In Italien wird eine Überschreitung des Tempolimits von mehr als 50 km/h mit mindestens 530 Euro bestraft. Nachts (22 bis 7 Uhr) können sich die Bußgelder übrigens um ein Drittel erhöhen.

Alkoholsündern droht der Verlust des Autos: Ab 1,5 Promille Alkohol im Blut kann der Wagen enteignet und zwangsversteigert werden, sofern der Fahrer selbst der Halter ist.

Darüber hinaus gilt: Fahranfänger dürfen in den ersten drei Jahren nur maximal 100 Kilometer pro Stunde auf der Autobahn fahren. In den Sommermonaten bis zum 14. Oktober herrscht ein Winterreifenverbot.
Spitzenreiter Skandinavien: 430 Euro für 20 km/h zu schnell

Spitzenreiter bei den Bußgeldhöhen sind die skandinavischen Länder.
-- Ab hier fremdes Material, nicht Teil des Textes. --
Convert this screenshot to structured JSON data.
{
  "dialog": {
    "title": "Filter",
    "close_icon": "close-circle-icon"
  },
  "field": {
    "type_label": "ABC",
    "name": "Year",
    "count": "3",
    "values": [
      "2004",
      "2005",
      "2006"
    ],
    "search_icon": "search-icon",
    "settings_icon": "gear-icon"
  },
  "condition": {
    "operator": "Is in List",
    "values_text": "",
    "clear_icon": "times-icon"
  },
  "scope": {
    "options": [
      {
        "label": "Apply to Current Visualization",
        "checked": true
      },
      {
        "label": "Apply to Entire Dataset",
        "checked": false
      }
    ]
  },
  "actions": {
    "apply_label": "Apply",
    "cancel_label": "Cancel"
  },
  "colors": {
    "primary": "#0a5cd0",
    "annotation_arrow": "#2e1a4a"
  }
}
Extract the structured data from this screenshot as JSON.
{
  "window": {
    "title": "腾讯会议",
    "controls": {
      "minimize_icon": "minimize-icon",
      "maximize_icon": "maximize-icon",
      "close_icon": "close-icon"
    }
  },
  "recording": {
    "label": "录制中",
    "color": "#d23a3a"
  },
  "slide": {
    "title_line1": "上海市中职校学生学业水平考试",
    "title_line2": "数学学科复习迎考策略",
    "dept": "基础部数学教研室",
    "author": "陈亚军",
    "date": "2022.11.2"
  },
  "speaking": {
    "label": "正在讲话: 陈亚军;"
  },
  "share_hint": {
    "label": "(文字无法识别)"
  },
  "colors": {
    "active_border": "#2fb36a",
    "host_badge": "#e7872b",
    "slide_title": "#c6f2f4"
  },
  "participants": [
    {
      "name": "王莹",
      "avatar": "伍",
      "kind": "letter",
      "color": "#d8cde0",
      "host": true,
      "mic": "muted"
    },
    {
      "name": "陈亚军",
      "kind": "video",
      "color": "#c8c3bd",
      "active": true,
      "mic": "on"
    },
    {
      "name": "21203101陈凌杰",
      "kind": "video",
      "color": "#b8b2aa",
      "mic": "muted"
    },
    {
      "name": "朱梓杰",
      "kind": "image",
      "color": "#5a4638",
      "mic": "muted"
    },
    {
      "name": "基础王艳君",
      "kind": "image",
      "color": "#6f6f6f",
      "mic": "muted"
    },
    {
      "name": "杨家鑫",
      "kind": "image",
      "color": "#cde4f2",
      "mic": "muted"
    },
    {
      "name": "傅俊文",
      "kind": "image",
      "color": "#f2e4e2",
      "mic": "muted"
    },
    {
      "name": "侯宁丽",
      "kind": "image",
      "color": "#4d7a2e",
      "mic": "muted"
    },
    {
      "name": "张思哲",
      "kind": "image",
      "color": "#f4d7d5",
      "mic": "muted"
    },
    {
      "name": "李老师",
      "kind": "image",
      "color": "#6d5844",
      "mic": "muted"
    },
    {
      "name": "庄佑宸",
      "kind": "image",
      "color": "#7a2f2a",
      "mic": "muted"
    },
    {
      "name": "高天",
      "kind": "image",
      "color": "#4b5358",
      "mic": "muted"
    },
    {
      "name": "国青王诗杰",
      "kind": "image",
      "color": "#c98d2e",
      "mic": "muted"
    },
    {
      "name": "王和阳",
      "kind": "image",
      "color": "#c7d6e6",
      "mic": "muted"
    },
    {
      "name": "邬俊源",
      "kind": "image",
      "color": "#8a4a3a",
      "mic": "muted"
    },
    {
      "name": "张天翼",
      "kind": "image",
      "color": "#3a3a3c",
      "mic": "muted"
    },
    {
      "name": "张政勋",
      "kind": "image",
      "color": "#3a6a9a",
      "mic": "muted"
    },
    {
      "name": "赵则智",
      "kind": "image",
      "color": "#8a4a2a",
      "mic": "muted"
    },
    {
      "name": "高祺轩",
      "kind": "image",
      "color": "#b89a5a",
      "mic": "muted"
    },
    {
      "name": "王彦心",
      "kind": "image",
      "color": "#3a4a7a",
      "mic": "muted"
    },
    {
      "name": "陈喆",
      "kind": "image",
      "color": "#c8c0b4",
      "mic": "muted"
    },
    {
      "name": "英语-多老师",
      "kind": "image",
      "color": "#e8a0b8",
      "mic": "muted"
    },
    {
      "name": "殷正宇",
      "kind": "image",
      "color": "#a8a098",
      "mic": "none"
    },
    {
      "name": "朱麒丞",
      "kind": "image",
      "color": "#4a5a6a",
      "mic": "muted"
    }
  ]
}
In Norwegen etwa kosten Geschwindigkeitsüberschreitungen um mehr als 20 Kilometer pro Stunde mindestens 430 Euro, in Schweden immerhin mehr als 270 Euro.

In Dänemark können die Behörden wie in Italien ein Fahrzeug beschlagnahmen und zwangsversteigern, wenn der Fahrer mehr als zwei Promille Alkohol im Blut hat.
Schweiz: Für schnelles Fahren ins Gefängnis

Verkehrsverstöße, insbesondere Überschreitungen des Tempolimits, werden mit drastischen Strafen geahndet. Ab 40 km/h zu schnell in einer Tempo-30-Zone oder 80 km/h über dem zulässigen Limit auf Autobahnen droht mindestens ein Jahr Haft.
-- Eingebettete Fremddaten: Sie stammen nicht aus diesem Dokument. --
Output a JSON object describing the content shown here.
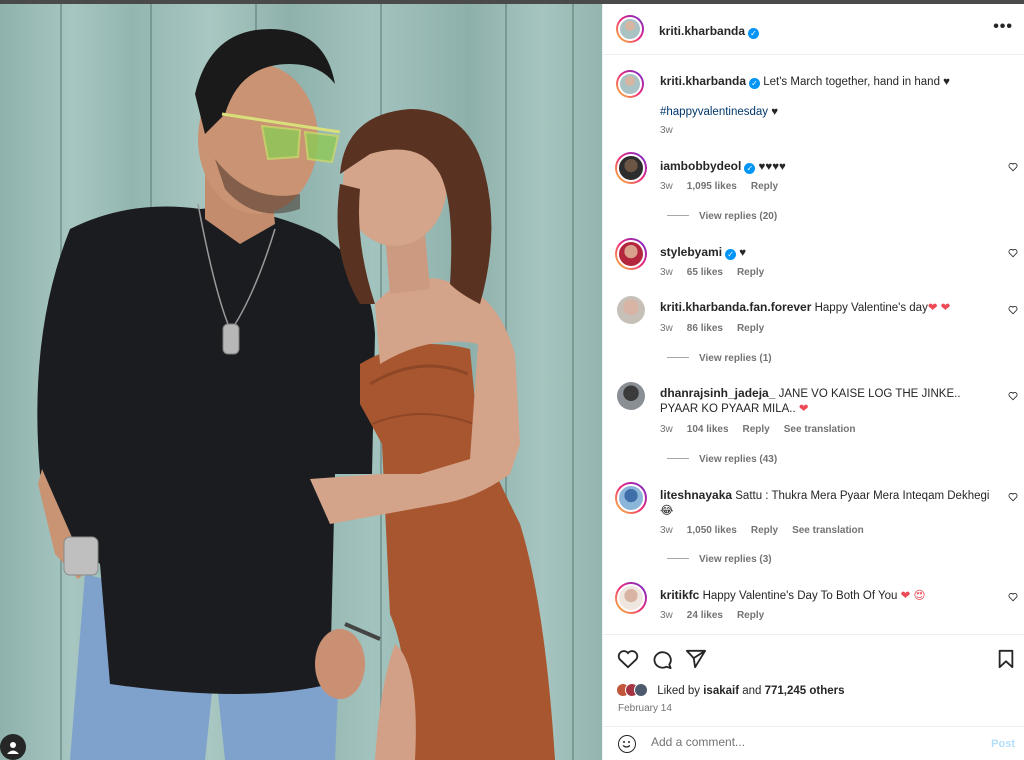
{
  "post": {
    "author": "kriti.kharbanda",
    "caption_text": "Let's March together, hand in hand ♥",
    "caption_hashtag": "#happyvalentinesday",
    "caption_tail": " ♥",
    "caption_age": "3w"
  },
  "header": {
    "more_label": "•••"
  },
  "comments": [
    {
      "user": "iambobbydeol",
      "verified": true,
      "text": "♥♥♥♥",
      "age": "3w",
      "likes": "1,095 likes",
      "reply": "Reply",
      "view_replies": "View replies (20)"
    },
    {
      "user": "stylebyami",
      "verified": true,
      "text": "♥",
      "age": "3w",
      "likes": "65 likes",
      "reply": "Reply"
    },
    {
      "user": "kriti.kharbanda.fan.forever",
      "verified": false,
      "text": "Happy Valentine's day",
      "emoji": "❤ ❤",
      "age": "3w",
      "likes": "86 likes",
      "reply": "Reply",
      "view_replies": "View replies (1)"
    },
    {
      "user": "dhanrajsinh_jadeja_",
      "verified": false,
      "text": "JANE VO KAISE LOG THE JINKE.. PYAAR KO PYAAR MILA..",
      "emoji": "❤",
      "age": "3w",
      "likes": "104 likes",
      "reply": "Reply",
      "translate": "See translation",
      "view_replies": "View replies (43)"
    },
    {
      "user": "liteshnayaka",
      "verified": false,
      "text": "Sattu : Thukra Mera Pyaar Mera Inteqam Dekhegi",
      "emoji": "😂",
      "age": "3w",
      "likes": "1,050 likes",
      "reply": "Reply",
      "translate": "See translation",
      "view_replies": "View replies (3)"
    },
    {
      "user": "kritikfc",
      "verified": false,
      "text": "Happy Valentine's Day To Both Of You",
      "emoji": "❤ 😍",
      "age": "3w",
      "likes": "24 likes",
      "reply": "Reply"
    }
  ],
  "actions": {
    "liked_by_prefix": "Liked by ",
    "liked_by_user": "isakaif",
    "liked_by_mid": " and ",
    "liked_by_count": "771,245 others",
    "date": "February 14"
  },
  "add_comment": {
    "placeholder": "Add a comment...",
    "post_label": "Post"
  },
  "icons": [
    "heart-icon",
    "comment-icon",
    "share-icon",
    "bookmark-icon",
    "emoji-icon",
    "user-tag-icon",
    "more-icon"
  ],
  "colors": {
    "verified": "#0095f6",
    "link": "#00376b",
    "heart": "#ed4956",
    "post_button_disabled": "#b2dffc"
  }
}
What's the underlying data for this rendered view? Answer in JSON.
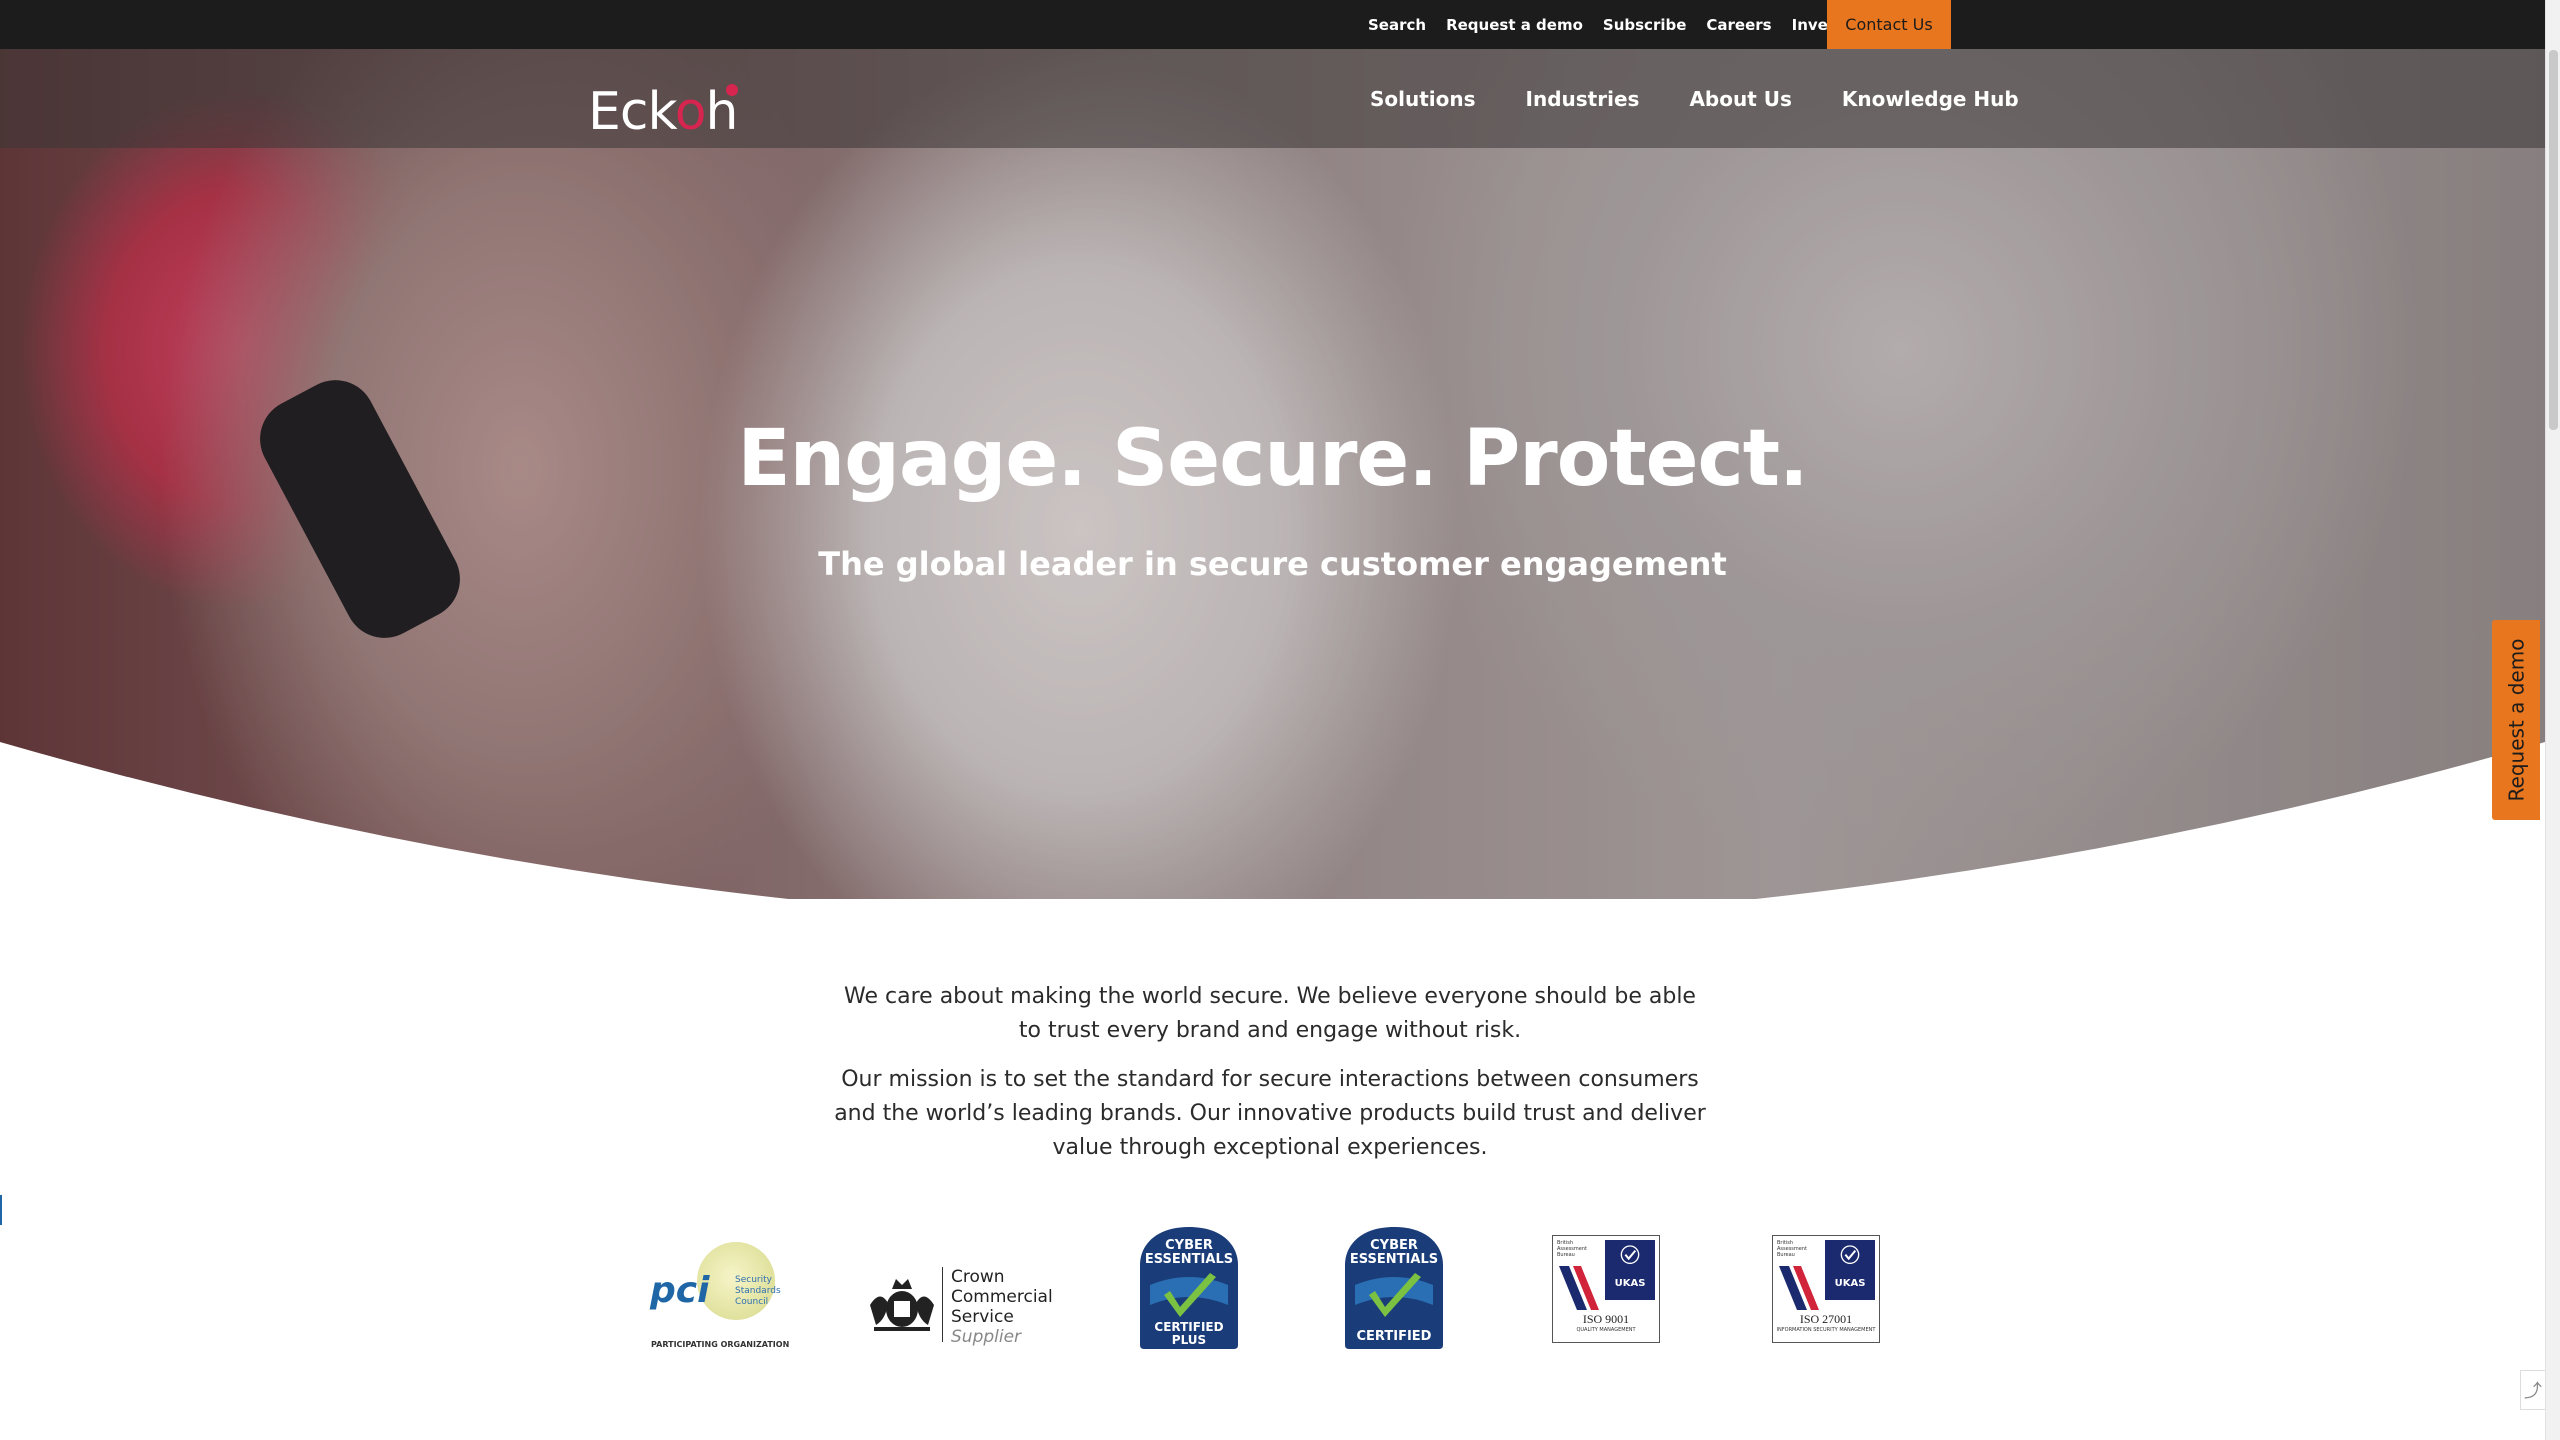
{
  "topbar": {
    "links": [
      "Search",
      "Request a demo",
      "Subscribe",
      "Careers",
      "Investors"
    ],
    "contact": "Contact Us"
  },
  "brand": {
    "logo_text": "Eckoh"
  },
  "nav": {
    "items": [
      "Solutions",
      "Industries",
      "About Us",
      "Knowledge Hub"
    ]
  },
  "hero": {
    "headline": "Engage. Secure. Protect.",
    "subheadline": "The global leader in secure customer engagement"
  },
  "side_tab": {
    "label": "Request a demo"
  },
  "intro": {
    "paragraphs": [
      "We care about making the world secure. We believe everyone should be able to trust every brand and engage without risk.",
      "Our mission is to set the standard for secure interactions between consumers and the world’s leading brands. Our innovative products build trust and deliver value through exceptional experiences."
    ]
  },
  "badges": {
    "pci": {
      "abbr": "pci",
      "org": "Security Standards Council",
      "tagline": "PARTICIPATING ORGANIZATION"
    },
    "ccs": {
      "name": "Crown Commercial Service",
      "role": "Supplier"
    },
    "cyber_plus": {
      "line1": "CYBER",
      "line2": "ESSENTIALS",
      "line3": "CERTIFIED",
      "line4": "PLUS"
    },
    "cyber": {
      "line1": "CYBER",
      "line2": "ESSENTIALS",
      "line3": "CERTIFIED"
    },
    "iso9001": {
      "bab": "British Assessment Bureau",
      "ukas": "UKAS",
      "standard": "ISO 9001",
      "desc": "QUALITY MANAGEMENT"
    },
    "iso27001": {
      "bab": "British Assessment Bureau",
      "ukas": "UKAS",
      "standard": "ISO 27001",
      "desc": "INFORMATION SECURITY MANAGEMENT"
    }
  },
  "colors": {
    "accent_orange": "#e8761e",
    "brand_red": "#d6264f",
    "topbar_bg": "#1c1c1c"
  }
}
Auf Autobahnen herrscht ein generelles Tempolimit von 120 km/h (keine Richtgeschwindigkeit von 130 km/h wie in Deutschland).
Frankreich: Alkoholtester im Auto ist Pflicht

In Frankreich gehört per Gesetz in jedes Fahrzeug ein sogenannter Alko-Tester. Allerdings gibt es keine Strafe, wenn dieser bei einer Kontrolle fehlt.

Wer zu schnell fährt, dem droht ein unmittelbares Fahrverbot. Dann kann nur noch ein Mitreisender das Steuer übernehmen.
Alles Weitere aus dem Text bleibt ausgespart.